Mas tarde, recostada en la rodilla de un policía, puso los ojos en blanco como si fuera a darle un ataque ¡Si el desfile pudiera girar y pasarle por encima!

Así, la miel de Madame nunca se secaba, pues era convenientemente alimentada. Por la noche, su carne era tan tierna como si hubiera cocido a fuego lento todo el día.

Sus ojos pasaban de los clientes a las mujeres que trabajaban para ella. Su rostro no atraía en absoluto su atención, solo sus cuerpos de cintura para abajo. Las hacia darse la vuelta delante de ella y les propinaba una palmadita en las nalgas para sentir la firmeza de la carne, antes de que vistieran sus camisas.

Conocía a Amelia, que se enrollaba alrededor de un hombre como una cinta y le hacia experimentar la sensación de que eran varias mujeres quienes lo estaban acariciando. Conocía a la perezosa que fingía estar dormida y permitía a los hombres tímidos audacias que con ninguna otra se hubieran atrevido; les dejaba que la tocaran, la manipularan y la explotaran, como si hacerlo no entrañara peligro. Su cuerpo voluminoso escondía sus secretos en ricos repliegues que su indolencia permitía exponer a los dedos fisgones.

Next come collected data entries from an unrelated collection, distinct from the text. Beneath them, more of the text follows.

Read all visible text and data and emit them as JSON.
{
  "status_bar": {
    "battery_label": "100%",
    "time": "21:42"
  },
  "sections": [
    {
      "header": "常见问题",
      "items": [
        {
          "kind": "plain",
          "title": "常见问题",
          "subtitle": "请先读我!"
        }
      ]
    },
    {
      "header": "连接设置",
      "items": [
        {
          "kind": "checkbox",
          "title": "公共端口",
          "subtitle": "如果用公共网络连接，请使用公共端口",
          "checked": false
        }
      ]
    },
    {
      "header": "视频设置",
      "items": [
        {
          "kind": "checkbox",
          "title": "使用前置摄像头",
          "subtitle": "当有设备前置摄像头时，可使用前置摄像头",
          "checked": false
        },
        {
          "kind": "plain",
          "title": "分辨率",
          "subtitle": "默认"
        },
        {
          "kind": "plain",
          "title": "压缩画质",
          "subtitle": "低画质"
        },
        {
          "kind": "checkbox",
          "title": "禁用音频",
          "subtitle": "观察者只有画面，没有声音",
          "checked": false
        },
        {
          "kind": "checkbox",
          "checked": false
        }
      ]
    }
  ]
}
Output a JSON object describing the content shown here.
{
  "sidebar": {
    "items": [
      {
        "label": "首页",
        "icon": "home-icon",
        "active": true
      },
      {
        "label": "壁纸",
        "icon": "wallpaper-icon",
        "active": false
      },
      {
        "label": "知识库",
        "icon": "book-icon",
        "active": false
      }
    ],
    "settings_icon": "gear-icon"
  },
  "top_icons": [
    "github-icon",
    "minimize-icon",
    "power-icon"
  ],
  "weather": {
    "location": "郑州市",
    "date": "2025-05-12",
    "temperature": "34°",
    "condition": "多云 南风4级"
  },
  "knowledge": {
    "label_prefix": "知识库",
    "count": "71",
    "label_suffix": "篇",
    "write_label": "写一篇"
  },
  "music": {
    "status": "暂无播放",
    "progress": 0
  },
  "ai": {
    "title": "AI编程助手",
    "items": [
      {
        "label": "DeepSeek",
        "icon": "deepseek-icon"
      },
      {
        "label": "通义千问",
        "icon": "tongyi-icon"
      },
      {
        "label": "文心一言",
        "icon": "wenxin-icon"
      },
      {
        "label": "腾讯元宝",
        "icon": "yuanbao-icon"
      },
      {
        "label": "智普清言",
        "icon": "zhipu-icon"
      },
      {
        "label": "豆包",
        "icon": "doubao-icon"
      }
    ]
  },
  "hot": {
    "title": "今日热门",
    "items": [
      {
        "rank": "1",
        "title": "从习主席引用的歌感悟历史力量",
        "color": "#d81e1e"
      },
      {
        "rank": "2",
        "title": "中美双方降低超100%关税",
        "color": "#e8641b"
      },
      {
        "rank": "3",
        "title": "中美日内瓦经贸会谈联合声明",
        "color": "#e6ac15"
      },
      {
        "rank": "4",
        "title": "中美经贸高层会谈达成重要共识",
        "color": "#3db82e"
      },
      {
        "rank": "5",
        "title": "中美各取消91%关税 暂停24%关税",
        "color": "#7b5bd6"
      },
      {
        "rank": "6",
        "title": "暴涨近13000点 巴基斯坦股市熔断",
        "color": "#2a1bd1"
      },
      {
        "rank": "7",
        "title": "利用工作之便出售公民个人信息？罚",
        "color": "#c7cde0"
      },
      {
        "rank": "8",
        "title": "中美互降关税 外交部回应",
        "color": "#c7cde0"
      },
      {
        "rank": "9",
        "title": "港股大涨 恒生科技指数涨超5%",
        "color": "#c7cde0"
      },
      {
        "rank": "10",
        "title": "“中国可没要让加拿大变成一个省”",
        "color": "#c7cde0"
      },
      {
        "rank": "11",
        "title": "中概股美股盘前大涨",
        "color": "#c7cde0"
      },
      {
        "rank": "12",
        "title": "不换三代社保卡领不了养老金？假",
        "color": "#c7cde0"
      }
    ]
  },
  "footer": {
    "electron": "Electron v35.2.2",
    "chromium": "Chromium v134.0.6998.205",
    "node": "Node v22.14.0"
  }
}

Madame conocía a la delgada y fiera que atacaba a los hombres y los hacia sentirse victimas de la circunstancia. Era la gran favorita de los que se sentían culpables. Hacía que se dejaran violar, y de ese modo su conciencia quedaba en paz. Así podrían decir a sus esposas: << Se lanzó sobre mi y me forzó a poseerla>> etcétera. Ellos se tumbaban boca arriba y ella se sentaba encima, a horcajadas, incitándoles a inevitables gestos mediante su presión, y galopando sobre su rígida virilidad, o trotando suavemente o bien al medio galope. Presionaba con vigor la rodillas contra los costados de sus victimas sometidas, y al igual que un noble jinete, se levantaba y se dejaba caer con elegancia, con todo su peso concentrado en el centro de su cuerpo, mientras que, ocasionalmente, su mano palmeaba al hombre para acelerar su velocidad y sus convulsiones, lo que le permitiría sentir un mayor vigor entre sus piernas ¡Cómo cabalgaba al animal que estaba debajo de ella, espoleándolo con sus piernas y empujándolo con su cuerpo erecto, hasta que el animal empezaba a echar espuma, y entonces lo incitaba aún más, con gritos y palmadas, a que galopara más y más aprisa!

Madame era muy sabía y disfrutaba de su sabiduría.